Yaratıcı bünyeler için günlük besin kaynağı
Yabani Kahve Türlerinin %60’ı Tehlike Altında

Yabani Kahve Türlerinin %60’ı Tehlike Altında

Royal Botanic Gardens, Kew’in araştırmasına göre yabani kahve türlerinin %60'ı tehlike altında ve Coffea arabica, Uluslararası Doğa Koruma Birliği’nin hazırladığı "Tehdit Altındaki Türlerin Kırmızı Listesi"nde.

İklim değişikliği artık yalnızca haberlerde dinlediğimiz, duyarsız kalma lüksümüz olan bir gelecek senaryosu değil. İklim değişikliği tam olarak hayatımızın içinde. Vahşi yaşamda pek çok hayvan türünün yok olma tehlikesiyle karşı karşıya kaldığı, insanın bu gezegendeki varlığını da tehdit eden büyük bir sorun. Pek çoğumuz, özellikle de yaratıcı bünyeler için bir nevi yakıt olan kahve de ne yazık ki iklim değişikliği nedeniyle tehdit altında.

Kahve tutkunları ve kahve endüstrisi için haberler iyi değil

Dünyanın en sevilen kahvesinin yabani akrabası olan Coffea arabica, Uluslararası Doğa Koruma Birliği’nin (IUCN) Tehdit Altındaki Türlerin Kırmızı Listesi’ne girdi. İngiltere’deki Royal Botanic Gardens, Kew’den (Kraliyet Botanik Bahçeleri) bilim insanlarının yaptığı araştırmaya göre yabani kahve türlerinin yüzde 60’ının nesli tükenme riskiyle karşı karşıya. Nedenleri ise iklim değişikliği, ormansızlaşma, bitki zararlıları ve mantar patojenleri.

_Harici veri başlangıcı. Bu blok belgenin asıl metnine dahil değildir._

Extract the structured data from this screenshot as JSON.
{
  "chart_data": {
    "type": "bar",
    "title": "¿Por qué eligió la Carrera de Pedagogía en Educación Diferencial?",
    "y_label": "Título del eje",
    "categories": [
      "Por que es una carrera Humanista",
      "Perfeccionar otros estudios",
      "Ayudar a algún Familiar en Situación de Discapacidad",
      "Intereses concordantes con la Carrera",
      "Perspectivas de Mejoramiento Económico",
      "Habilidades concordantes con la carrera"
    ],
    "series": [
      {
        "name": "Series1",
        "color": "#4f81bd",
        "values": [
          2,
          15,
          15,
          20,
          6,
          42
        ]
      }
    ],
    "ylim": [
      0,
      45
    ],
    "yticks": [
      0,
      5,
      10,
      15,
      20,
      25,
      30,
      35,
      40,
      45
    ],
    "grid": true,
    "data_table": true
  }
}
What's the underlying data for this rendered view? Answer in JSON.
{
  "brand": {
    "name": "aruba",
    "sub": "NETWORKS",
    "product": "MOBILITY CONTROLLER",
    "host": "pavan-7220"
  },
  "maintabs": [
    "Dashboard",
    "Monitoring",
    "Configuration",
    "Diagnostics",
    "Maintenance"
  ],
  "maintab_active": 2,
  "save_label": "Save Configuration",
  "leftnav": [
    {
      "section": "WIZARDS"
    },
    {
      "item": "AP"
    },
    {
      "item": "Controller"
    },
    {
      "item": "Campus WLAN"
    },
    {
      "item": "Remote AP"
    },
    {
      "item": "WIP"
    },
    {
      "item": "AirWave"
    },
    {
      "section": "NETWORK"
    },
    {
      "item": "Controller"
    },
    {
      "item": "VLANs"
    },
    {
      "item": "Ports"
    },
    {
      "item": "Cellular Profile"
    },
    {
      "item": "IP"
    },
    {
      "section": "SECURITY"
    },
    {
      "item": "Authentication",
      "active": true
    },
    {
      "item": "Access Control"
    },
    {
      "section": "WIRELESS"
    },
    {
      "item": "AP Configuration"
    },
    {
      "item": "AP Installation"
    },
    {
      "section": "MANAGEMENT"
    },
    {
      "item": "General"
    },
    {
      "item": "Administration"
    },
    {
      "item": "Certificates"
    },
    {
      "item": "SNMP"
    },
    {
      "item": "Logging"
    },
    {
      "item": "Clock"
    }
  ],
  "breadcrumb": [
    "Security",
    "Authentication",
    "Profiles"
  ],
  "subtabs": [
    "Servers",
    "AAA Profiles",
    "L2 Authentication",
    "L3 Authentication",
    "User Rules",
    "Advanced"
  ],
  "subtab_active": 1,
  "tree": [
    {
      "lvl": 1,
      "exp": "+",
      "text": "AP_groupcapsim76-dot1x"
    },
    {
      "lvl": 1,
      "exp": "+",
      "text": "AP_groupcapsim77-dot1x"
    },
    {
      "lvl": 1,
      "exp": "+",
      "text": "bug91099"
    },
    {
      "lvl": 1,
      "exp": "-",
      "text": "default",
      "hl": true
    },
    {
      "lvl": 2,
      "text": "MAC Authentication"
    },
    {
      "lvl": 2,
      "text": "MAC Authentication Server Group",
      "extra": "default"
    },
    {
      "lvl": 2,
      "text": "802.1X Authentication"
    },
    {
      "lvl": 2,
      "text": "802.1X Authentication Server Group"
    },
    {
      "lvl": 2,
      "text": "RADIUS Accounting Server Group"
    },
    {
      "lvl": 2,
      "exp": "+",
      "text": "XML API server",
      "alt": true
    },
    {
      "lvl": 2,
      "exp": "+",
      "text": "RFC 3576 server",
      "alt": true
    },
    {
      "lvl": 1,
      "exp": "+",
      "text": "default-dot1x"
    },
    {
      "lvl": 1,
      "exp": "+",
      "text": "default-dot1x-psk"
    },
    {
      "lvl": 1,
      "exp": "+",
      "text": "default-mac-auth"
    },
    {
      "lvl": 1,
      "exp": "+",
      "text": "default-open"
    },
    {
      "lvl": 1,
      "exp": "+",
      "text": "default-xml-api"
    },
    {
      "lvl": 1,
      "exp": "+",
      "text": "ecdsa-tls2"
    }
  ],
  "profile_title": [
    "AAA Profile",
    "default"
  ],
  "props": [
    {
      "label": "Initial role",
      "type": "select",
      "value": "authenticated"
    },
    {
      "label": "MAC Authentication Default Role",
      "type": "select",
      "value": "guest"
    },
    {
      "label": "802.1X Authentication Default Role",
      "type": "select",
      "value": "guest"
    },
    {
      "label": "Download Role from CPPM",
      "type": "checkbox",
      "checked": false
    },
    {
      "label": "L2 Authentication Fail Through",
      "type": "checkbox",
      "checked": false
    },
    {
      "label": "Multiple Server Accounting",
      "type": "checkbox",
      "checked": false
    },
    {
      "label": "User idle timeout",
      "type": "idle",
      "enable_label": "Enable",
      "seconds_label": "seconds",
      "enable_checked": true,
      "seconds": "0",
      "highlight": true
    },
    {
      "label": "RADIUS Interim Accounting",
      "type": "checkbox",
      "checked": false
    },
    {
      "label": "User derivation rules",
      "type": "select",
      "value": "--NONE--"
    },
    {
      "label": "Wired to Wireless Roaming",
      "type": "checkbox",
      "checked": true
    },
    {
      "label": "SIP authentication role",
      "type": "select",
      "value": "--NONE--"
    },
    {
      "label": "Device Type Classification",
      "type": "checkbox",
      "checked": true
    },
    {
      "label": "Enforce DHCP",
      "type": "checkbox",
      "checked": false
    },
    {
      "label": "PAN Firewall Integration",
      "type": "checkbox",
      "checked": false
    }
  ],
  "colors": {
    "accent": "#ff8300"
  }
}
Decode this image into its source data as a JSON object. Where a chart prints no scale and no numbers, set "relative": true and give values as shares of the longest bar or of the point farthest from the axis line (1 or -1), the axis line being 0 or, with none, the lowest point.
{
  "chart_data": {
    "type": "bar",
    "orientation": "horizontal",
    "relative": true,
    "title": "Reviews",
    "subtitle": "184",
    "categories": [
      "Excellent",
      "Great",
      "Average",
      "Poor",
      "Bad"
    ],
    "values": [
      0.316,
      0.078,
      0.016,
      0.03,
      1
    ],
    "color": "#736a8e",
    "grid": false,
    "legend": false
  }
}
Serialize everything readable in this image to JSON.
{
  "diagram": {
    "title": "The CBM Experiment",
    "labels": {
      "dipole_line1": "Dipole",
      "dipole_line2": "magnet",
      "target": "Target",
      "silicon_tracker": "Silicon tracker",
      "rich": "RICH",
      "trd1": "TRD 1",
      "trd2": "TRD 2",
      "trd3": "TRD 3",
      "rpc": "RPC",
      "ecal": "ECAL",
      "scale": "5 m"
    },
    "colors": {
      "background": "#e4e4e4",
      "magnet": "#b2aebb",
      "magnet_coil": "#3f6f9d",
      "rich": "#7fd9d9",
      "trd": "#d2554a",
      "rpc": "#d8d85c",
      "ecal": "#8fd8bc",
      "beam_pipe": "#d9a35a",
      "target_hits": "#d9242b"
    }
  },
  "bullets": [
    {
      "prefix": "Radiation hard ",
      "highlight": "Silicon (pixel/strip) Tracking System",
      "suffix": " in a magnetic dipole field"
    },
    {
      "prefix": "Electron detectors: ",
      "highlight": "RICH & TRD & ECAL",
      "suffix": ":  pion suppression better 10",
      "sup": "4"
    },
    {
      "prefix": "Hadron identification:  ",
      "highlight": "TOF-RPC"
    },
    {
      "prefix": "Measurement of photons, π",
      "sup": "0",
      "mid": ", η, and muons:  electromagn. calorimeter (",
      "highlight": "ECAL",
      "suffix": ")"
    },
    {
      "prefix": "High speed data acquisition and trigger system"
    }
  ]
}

Kew’den bilim insanları araştırmalarını Afrika ormanlarında ve Madagaskar’da gerçekleştirmiş. Araştırmada kullanılan bilgisayar modellemesi, yüzyılın sonuna gelindiğinde şu anda Etiyopya kahve üretiminde kullanılan arazilerin iklim değişikliği nedeniyle yüzde 60 oranında azalabileceğini tahmin ediyor. Etiyopya, şu anda Afrika’nın en büyük kahve ihracatçısı ve yıllık ihracat değeri 1 milyar doları buluyor. Ayrıca Arabica kahvesinin doğum yeri de burası. Yabani Arabica kahvesi, kahve çiftçileri için hayati bir tohum stoğu.

Kahve tutkunları, milyarlarca dolarlık kahve endüstrisi ve geçim kaynağı kahve üretimine bağlı olan çiftçiler için bu oldukça kötü bir haber. Araştırmanın lideri Aaron Davis’e göre nesli tükenme tehlikesi altındaki kahve türleri arasında, geleceğin kahvelerini yetiştirmek ve geliştirmek için kullanılabilecek potansiyele sahip olanlar da bulunuyor. Hastalığa karşı dirençli ve kötüleşen iklim koşullarına dayanabilecek olanlar da bu gruba dahil. Yabani kahve kaynaklarının kullanımı ve geliştirilmesi, kahve sektörünün uzun vadeli sürdürülebilirliğinin anahtarı.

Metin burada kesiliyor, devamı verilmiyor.